FDA’s recent focus on data integrity during computer system validation inspections and audits has brought this issue to the forefront of importance for compliance of systems used in regulated industries. These include all systems that “touch” product, meaning they are used to create, collect, analyze, manage, transfer and report data regulated by FDA. All structured data, including databases, and unstructured data, including documents, spreadsheets, presentations, images, audio and video files, amongst others, must be managed and maintained with integrity throughout their entire life cycle.

We will explore the latest best industry practices offered in GAMP®5 2nd Edition and FDA’s Draft Guidance for Computer Software Assurance (CSA) to understand what these both offer to those responsible for validation of computer systems in the FDA-regulated industries. The importance of applying critical thinking when carrying out FDA-regulated operations and activities. We will cover the changes and impact on validation as a result, and how these can benefit any team performing validation activities in terms of reducing both resources and costs while providing compliant systems.

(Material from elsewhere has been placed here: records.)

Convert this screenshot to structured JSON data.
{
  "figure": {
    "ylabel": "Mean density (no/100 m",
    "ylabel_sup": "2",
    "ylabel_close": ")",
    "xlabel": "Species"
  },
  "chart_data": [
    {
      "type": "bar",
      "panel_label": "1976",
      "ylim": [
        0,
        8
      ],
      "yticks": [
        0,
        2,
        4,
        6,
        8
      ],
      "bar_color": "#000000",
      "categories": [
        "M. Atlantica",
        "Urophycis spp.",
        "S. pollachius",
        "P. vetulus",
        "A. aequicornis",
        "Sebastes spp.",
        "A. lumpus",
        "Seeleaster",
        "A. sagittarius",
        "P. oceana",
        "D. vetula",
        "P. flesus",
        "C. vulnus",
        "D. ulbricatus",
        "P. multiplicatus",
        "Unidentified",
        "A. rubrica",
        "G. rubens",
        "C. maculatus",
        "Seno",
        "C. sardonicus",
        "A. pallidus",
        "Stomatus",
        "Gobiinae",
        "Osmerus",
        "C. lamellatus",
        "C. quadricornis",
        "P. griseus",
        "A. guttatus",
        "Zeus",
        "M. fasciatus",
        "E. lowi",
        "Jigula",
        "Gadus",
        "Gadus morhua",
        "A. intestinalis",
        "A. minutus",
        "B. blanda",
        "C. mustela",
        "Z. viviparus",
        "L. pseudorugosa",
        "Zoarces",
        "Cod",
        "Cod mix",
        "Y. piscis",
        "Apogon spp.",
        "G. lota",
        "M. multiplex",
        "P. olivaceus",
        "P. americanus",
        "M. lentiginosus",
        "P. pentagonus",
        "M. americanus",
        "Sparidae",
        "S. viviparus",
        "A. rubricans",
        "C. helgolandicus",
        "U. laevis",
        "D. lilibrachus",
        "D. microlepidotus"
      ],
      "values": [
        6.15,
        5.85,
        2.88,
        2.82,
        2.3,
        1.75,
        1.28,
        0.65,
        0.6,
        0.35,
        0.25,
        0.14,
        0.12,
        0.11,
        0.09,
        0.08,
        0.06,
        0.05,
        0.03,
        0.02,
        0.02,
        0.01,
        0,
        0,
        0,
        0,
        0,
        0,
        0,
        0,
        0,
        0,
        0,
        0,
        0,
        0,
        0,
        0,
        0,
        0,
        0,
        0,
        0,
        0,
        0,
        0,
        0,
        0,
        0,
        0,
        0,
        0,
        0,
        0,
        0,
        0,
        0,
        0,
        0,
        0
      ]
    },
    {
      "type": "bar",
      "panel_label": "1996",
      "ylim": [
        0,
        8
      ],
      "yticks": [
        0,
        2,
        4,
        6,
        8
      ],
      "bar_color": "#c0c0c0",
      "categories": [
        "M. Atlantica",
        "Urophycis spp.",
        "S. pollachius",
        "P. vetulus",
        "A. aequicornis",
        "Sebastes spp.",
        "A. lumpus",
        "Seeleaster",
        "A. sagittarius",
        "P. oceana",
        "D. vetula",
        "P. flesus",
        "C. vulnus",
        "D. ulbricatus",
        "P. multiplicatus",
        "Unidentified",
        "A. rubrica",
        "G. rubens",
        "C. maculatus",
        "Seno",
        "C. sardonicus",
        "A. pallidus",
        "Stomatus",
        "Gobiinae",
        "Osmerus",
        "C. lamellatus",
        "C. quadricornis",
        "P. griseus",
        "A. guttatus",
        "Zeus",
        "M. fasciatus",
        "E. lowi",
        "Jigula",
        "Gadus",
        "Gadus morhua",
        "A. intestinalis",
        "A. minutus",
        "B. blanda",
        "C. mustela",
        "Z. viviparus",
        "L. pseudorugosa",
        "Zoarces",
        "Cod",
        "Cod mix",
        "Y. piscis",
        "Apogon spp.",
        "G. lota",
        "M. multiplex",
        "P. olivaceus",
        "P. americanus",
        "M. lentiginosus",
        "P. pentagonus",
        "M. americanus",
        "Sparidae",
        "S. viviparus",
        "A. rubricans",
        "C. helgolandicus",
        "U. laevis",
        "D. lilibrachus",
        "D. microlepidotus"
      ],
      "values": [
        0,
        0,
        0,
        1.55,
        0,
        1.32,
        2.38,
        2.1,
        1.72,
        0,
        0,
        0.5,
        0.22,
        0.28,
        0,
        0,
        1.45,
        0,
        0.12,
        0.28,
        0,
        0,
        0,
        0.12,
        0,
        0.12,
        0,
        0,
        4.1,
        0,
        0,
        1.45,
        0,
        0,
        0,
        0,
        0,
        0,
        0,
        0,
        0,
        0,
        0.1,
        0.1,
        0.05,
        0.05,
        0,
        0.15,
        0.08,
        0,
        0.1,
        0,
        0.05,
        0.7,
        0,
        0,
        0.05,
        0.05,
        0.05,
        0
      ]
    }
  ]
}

We will explore the best practices and strategic approach for evaluating computer systems used in the conduct of FDA-regulated activities and determining the level of potential risk, should they fail, on data integrity, process and product quality, and consumer/patient safety. We will walk through the System Development Life Cycle (SDLC) approach to validation, based on risk assessment, and will also discuss 21 CFR Part 11 and the importance of managing electronic records and signatures appropriately.

In particular, we will discuss the rationale for following an SDLC methodology other than the traditional waterfall approach. Non-linear approaches to developing, testing and supporting systems, including agile, will be reviewed in terms of advantages and how to handle documentation. This will include discussion of using automated test tools. We will show how to adapt the traditional GAMP®5 “V” model, originally intended for use with a waterfall SDLC approach, to the more common agile methodology followed today.

We will discuss the use of Commercial-Off-the-Shelf (COTS), cloud-based and Software-as-a-Service (SaaS) solutions, and how to validate them for FDA compliance. The System and Organization Controls version 2 (SOC 2) certification is a key factor in compliance, and we will discuss the importance of knowing cloud-based environments that handle cybersecurity threats through their certification.

We will briefly discuss the use of more modern software programs, including those incorporating Artificial Intelligence (AI), Machine Learning (ML) and Large Language Models (LLMs), including ChatGPT.

We will also walk through the entire set of essential policies and procedures, as well as other supporting documentation and activities, including training, that must be developed and followed to ensure compliance. We will provide an overview of practices to prepare for an FDA inspection, and will also touch on the importance of auditing vendors of computer system hardware, software, tools and utilities, and services used in FDA-regulated operations.

We will also stress the importance of incorporating an Organizational Change Management (OCM) component into your project plans. Many of the newer technologies and approaches we will discuss may pose a challenge when trying to adopt them in an organization rooted in past ways of doing things. Newer techniques are needed to bring them on board with the road ahead.

Finally, we will provide an overview of industry best practices, with a focus on critical thinking, data integrity and risk assessment, that can be leveraged to assist in all your GxP work. These will be presented in the context of applying GAMP®5, Second Edition and CSA.